AN estimated 97 per cent of England’s meadows – one-and-a-half times the size of Wales – have been lost since the Second World War.
Reports that one of Havant’s last remaining meadows at Langstone could be allocated to meeting the council’s housing targets adds weight to local as well as national concern.
Despite the word ‘meadow’ appearing throughout English literature and being featured in thousands of road names, most of us would be hard put to find one even with the aid of a global positioning system (GPS).
A meadow in high summer, full of wild flowers such as harebell, scabious and oxe-eye daisies, not to mention wild grasses, is one of the delights of nature.

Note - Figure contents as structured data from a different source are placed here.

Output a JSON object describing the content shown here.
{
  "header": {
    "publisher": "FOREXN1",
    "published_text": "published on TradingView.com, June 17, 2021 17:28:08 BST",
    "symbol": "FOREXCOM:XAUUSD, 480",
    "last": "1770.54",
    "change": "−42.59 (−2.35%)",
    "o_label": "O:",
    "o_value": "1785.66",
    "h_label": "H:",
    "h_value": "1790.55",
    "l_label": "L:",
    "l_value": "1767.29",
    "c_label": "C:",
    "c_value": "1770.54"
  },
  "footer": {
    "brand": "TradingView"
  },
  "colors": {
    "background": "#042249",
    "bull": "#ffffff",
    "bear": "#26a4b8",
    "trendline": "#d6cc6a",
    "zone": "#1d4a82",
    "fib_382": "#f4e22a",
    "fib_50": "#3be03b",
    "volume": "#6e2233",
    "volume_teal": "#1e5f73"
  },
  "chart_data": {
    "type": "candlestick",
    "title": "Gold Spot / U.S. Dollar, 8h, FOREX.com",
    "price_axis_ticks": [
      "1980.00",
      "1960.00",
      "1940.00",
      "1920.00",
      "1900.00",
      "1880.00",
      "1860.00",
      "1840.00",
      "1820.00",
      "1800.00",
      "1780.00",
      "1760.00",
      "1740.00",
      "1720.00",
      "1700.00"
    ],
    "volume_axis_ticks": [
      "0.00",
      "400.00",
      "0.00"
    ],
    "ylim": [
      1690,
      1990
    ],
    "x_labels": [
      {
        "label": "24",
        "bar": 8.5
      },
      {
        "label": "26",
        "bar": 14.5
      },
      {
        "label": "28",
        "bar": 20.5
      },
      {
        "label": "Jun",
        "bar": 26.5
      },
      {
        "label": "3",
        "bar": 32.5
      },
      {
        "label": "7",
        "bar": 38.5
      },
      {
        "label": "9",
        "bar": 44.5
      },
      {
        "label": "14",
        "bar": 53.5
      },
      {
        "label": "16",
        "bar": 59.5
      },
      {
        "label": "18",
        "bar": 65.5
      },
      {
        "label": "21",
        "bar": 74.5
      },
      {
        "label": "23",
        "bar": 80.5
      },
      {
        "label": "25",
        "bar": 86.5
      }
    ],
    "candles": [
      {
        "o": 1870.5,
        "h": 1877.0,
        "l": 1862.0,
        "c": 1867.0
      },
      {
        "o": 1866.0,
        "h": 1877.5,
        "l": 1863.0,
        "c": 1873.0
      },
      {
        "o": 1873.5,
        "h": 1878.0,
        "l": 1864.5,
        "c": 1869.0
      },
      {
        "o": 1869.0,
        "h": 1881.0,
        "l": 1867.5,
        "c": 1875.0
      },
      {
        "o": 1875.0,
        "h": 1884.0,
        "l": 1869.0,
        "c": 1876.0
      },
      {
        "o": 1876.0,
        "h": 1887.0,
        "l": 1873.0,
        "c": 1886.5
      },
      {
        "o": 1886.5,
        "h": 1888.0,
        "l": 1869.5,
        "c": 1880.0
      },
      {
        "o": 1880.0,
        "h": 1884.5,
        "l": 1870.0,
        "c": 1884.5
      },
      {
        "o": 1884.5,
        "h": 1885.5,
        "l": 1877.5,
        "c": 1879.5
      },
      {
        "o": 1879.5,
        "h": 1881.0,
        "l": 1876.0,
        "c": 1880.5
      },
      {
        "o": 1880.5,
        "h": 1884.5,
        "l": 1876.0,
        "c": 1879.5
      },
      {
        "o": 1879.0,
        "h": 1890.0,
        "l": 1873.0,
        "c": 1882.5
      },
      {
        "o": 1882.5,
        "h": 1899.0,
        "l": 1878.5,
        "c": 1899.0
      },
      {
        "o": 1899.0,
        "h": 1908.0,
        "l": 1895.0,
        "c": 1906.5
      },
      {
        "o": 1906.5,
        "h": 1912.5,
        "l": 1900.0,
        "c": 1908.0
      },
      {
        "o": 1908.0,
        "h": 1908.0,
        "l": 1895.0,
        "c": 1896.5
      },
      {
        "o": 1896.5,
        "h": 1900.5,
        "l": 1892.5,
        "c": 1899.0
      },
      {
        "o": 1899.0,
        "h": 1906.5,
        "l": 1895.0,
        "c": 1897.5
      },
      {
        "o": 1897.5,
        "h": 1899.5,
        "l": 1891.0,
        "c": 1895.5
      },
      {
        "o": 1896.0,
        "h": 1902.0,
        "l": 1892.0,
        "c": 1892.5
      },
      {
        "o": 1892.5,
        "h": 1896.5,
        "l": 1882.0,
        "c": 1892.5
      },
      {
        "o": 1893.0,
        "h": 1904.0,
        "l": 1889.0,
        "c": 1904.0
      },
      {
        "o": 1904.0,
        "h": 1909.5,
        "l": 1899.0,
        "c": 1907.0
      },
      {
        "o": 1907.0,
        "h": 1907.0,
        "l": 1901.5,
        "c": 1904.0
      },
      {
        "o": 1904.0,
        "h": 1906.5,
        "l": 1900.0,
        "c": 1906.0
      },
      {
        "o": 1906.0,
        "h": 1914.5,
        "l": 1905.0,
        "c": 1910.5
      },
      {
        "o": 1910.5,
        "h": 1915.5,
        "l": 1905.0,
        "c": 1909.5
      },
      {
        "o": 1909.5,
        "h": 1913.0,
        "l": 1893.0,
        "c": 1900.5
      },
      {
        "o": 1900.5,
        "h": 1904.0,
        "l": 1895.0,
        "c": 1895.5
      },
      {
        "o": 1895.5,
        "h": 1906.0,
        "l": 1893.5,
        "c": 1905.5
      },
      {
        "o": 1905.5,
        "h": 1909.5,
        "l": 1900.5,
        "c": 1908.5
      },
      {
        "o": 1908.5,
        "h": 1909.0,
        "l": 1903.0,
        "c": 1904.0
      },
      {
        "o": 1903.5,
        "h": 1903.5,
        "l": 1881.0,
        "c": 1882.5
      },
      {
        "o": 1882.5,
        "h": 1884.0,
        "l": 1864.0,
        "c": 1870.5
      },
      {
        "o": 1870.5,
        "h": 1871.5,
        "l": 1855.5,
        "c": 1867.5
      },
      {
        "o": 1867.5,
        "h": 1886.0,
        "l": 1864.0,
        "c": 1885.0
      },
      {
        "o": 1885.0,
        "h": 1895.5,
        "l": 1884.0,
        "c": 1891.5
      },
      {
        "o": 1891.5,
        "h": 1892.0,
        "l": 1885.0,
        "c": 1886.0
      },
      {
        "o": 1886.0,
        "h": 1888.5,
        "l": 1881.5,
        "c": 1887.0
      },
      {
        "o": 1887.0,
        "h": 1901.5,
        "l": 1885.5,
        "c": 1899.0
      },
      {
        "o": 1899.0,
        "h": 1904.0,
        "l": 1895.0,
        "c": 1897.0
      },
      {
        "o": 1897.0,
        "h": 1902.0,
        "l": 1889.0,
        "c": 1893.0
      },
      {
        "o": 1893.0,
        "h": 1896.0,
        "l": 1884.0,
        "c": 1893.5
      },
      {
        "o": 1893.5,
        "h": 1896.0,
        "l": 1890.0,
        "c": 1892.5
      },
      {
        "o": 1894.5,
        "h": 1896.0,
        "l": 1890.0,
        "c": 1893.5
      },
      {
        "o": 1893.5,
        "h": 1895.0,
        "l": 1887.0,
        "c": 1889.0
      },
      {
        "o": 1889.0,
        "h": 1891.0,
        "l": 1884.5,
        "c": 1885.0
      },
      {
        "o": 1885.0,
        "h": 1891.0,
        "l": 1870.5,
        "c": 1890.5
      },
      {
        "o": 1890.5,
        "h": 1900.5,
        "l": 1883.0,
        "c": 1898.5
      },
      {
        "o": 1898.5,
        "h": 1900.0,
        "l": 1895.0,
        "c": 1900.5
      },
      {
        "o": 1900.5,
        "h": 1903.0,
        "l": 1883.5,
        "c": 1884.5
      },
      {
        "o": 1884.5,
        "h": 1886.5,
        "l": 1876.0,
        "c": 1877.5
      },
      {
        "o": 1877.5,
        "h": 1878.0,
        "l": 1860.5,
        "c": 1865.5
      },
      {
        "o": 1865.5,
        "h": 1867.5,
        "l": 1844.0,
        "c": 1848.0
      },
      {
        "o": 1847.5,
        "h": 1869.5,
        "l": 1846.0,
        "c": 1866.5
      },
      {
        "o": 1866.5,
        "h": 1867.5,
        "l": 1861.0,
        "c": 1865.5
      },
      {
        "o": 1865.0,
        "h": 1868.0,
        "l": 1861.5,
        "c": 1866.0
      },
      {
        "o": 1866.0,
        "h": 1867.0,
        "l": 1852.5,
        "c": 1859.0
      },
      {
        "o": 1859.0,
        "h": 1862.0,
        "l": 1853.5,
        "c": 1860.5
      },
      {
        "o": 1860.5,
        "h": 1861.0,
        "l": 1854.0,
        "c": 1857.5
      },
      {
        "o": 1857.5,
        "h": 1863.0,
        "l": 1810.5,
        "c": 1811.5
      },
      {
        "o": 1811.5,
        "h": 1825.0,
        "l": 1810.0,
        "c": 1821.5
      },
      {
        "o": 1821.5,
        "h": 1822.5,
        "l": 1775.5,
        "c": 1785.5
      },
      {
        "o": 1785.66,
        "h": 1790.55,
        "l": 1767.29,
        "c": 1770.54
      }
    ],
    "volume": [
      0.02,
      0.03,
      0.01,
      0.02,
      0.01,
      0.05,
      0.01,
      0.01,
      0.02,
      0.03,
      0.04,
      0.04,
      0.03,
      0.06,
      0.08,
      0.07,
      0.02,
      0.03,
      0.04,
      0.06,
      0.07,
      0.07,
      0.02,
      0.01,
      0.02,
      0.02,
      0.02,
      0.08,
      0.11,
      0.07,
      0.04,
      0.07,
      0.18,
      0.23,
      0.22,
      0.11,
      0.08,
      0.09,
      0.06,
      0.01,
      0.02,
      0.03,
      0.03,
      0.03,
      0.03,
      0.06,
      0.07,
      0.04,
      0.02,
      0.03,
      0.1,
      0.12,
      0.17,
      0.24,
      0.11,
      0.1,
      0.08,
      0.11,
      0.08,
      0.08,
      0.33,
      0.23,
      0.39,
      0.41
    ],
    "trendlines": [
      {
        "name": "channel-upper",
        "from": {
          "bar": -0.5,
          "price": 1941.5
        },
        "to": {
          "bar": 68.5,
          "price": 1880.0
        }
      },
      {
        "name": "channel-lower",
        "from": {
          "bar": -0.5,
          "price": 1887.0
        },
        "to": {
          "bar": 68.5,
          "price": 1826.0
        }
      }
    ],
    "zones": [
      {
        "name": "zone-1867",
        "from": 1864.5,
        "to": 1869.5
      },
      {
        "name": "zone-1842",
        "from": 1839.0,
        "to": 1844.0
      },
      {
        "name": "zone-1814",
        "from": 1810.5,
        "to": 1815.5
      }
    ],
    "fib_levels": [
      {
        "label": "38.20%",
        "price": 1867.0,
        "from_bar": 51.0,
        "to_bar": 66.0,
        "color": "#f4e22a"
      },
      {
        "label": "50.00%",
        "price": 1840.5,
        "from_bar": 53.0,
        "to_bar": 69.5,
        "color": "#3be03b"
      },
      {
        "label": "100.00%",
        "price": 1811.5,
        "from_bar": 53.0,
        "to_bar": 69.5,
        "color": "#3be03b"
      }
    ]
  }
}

Meadows are not only a repository for wild plants, they are also home to more than 100 insect species providing food for birds, bees and butterflies whose natural habitats are seriously threatened by the widespread over use of pesticides, herbicides and fertilizers.
The now-annual National Meadows Day, coordinated by Plantlife, a partnership of 11 organisations, aims to raise public awareness of the value of meadows everywhere.
Restoration projects are under way in various parts of the country, although hardly any in Hampshire.
Plantlife provides a wealth of information on how to create or restore meadowland and there may be funding available for viable projects.
It is often said that development is a fact of life and that we must keep pace with the needs of a growing population.
In towns like Havant developments such as the one recently approved in the former Emsworth gap press hard on protected land with more than a dozen sensitive sites less that 500 metres away.
There is a Local Biodiversity Plan, but, as with similar plans, it has become mostly a file-and-forget exercise.
Future generations plainly need somewhere to live but equally they need somewhere local to enjoy and re-connect with nature.